The fact that Flyboy had been carrying no more than an innocent stolen golf club in a stolen golf bag when he ran out of the pub and all hell broke loose with him facing over two thousand rounds of live ammunition most of which landed on target, (not that there was much of a target left after the first rounds hit him), was entirely overlooked in the ensuing PR defense. It wasn’t what he was carrying that was the point, it was what he might have been carrying. The only saving grace, if ‘the situation’ could have had any according to Rutherford, was that they had avoided the idea of taking along an officer trained in the art of firing mortars, ‘just in case’ it had been suggested.
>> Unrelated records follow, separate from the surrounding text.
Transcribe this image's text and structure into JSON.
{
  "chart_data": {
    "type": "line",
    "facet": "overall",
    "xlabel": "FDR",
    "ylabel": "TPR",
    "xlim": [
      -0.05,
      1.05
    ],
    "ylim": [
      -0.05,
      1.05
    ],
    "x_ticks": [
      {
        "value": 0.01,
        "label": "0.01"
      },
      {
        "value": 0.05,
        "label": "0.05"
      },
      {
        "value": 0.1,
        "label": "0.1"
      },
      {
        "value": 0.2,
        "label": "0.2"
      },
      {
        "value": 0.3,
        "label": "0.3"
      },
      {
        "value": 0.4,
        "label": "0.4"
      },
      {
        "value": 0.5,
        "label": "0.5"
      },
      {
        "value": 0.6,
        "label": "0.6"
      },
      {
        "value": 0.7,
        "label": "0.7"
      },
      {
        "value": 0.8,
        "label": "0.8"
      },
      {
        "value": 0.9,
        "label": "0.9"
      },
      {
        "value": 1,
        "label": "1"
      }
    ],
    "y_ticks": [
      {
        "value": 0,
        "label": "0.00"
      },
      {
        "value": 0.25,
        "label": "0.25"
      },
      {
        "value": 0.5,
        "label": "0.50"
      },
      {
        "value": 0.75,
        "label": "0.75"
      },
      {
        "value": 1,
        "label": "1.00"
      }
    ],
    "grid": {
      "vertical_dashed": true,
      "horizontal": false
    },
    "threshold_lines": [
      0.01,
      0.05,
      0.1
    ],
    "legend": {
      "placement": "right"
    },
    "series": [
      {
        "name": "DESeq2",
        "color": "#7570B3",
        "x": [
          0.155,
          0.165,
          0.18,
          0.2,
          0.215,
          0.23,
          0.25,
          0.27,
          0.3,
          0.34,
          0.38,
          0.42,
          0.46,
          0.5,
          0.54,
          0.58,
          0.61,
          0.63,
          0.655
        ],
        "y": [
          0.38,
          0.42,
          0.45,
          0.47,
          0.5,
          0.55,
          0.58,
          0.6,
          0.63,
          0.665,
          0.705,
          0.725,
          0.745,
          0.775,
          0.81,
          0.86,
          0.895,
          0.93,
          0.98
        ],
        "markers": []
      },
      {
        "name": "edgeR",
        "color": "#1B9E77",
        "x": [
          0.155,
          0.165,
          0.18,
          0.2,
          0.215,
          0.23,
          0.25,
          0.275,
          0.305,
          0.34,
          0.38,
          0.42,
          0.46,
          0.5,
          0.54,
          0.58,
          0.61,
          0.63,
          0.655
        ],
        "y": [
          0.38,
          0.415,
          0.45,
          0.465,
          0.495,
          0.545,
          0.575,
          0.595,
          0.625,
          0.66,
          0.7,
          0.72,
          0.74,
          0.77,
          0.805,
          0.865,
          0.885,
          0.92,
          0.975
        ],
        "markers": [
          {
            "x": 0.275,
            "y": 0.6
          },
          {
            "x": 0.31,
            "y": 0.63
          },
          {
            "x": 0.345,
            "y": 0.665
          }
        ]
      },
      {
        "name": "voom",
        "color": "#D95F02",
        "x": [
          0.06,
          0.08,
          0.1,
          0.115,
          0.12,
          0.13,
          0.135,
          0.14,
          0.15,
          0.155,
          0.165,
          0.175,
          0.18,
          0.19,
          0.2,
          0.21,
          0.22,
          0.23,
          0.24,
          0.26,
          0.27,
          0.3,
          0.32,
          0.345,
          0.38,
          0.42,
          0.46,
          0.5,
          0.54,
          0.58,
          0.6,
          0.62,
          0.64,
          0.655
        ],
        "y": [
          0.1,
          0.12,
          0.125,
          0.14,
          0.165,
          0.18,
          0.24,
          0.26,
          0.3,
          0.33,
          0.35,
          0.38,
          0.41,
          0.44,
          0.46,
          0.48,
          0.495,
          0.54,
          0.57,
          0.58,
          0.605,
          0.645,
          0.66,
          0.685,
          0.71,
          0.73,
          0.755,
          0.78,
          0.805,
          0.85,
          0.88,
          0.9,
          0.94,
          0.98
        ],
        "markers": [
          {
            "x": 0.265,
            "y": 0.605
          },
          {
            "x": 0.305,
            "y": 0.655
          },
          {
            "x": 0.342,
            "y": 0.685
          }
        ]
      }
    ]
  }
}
Sir Tom Clair, who had been promoted to Police Chief of England after some of the dreadful operational decisions he had made in the past, was put into the news headlines directly after the situation was dealt with but, as had happened in the past, was out in clear blue waters by the time the headlines arrived. What worried Rutherford was why it had all happened in the first place. So he did some checking. In the old days it was called detecting, but now the language had moved on to ‘profiling.’ He discovered that Jimmy ‘Flyboy’ Fenton was the eldest son of a family who lived in the village of Hardwood and he was the latest in four generations of flyboys. Their Modus Operandi was to treat all new acquaintances as hail fellow well met, make a show of helping them, get into their good books, tease out their weaknesses and then pray on these through rubbishing them to everyone else. The routine was well known locally. Even so, some people were taken in by it. Worse still others, who thought that the Fentons’ way worked well, copied their MO. Throughout the village there were people who genuinely believed the stories the Fentons put about, although others recognized that they talked only rubbish. But the trouble was once a rumour about someone started, it took on a life of its own and when it returned to the original teller of the tale they just added more to it. Even when the rumour was known to be completely unfounded it was surprising how far people still clung to the rumoured line, ‘no smoke without fire, better safe than sorry’, some would mutter not wanting to be caught out by the possibilities.
In the adjoining village of Ashfield Rutherford discovered one Joseph ‘Indiana’ Wedgewood whose life in the village was falsely based on a whole web of tales that Rutherford discovered he had initiated over the years. The deceit was extensive and Rutherford discovered unexpectedly that numerous Government agencies were already enquiring into Wedgewood’s affairs with his whole existence being questioned.
Rutherford believed that it was Wedgewood who might have sown the premeditated seed in the police informant’s mind. It was a long shot, only a possibility, but it was in possibilities that Flyboy’s life had been edged and ended.